Zok , he hated this planet.
The GM should have passed on this one. The Governing Ministry knew that now, but that didn’t help those left behind. He’d been told he would be extracted after the plague no longer posed a threat, but he had his doubts. Too many months had passed without a word. The GM might have decided sacrificing a few individuals would better benefit the empire than coming back for them.
He fumbled for his vaporizer and found it gone. She took it. He cursed.
I need to get up. She might decide to finish the job. He’d noted a firearm strapped to her leg. She should have killed him when she’d been standing over him. A Progg wouldn’t have hesitated.
Do it once. Do it right. Leave no survivors. The principle ingrained in childhood had enabled the GM to expand the empire to more than twenty-six worlds.
His chest hurt. He assumed his body would expel the embedded foreign object, but what if it didn’t? Was this how he would die?
He wiped his face, knocking loose icicles. He had no idea how long he’d been out here. Hours at least. He eyed the bright sky through the tree branches. The day star had been on the rise when he’d set out through the woods to avoid the icy roads.
I have to get up. She might come back.
Although primitive, if Earth weapons hit a vital organ, it could be fatal. The humans’ primitive defense systems had been no match for the Progg’s advanced technology. Unfortunately, no one had counted on Earth’s secret weapon. The plague.
Most of the humans had been eliminated, leaving their planet ripe for the taking, except it had been contaminated, rendering it unlivable. Worse, the contagion had been carried to Progg-Res, killing untold numbers.
Do it once. Do it right.
This campaign had been an abject failure. If the responsible parties survived the plague, they would be executed. A Progg pitied no one, but Grav thanked Zok he wasn’t on the scouting team that had identified Earth for takeover.
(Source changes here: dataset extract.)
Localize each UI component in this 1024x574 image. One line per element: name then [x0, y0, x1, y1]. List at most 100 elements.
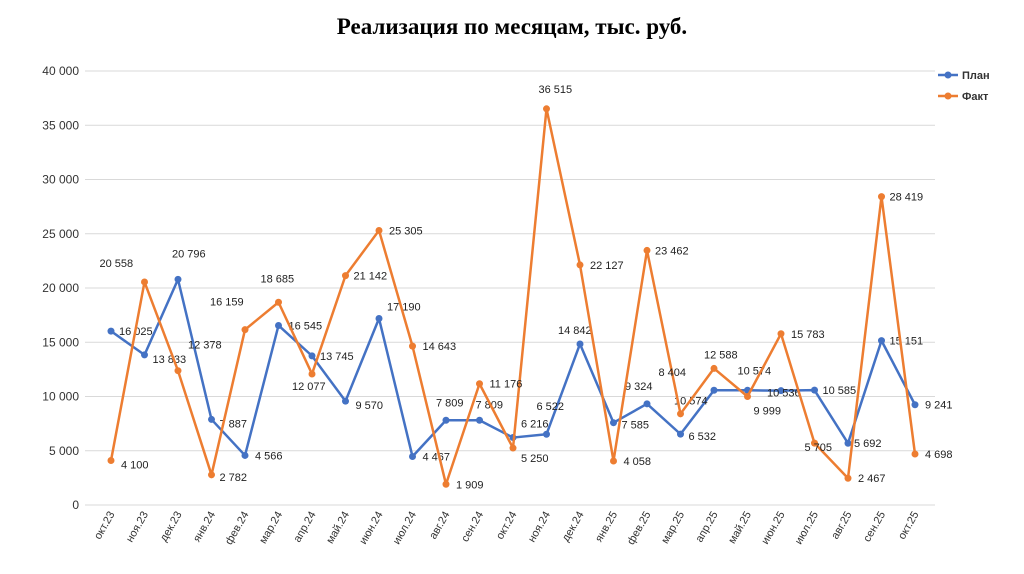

He touched the wound on his chest. His life fluid had frozen when it hit the frigid air, which probably had prevented him from bleeding out, but his body couldn’t expel the object until he got warm.
Gritting his teeth against the pain, he forced himself to his feet. His vision grayed, and his knees wobbled. He clung to the tree trunk for support and waited for the dizziness to subside.
He should track the woman down and eliminate the threat, but he doubted his ability to do so. Do it once. Do it right. Better to wait until he could see better, walk straight.
The best he could do was widen the distance between him and her. Letting go of the tree, he staggered away.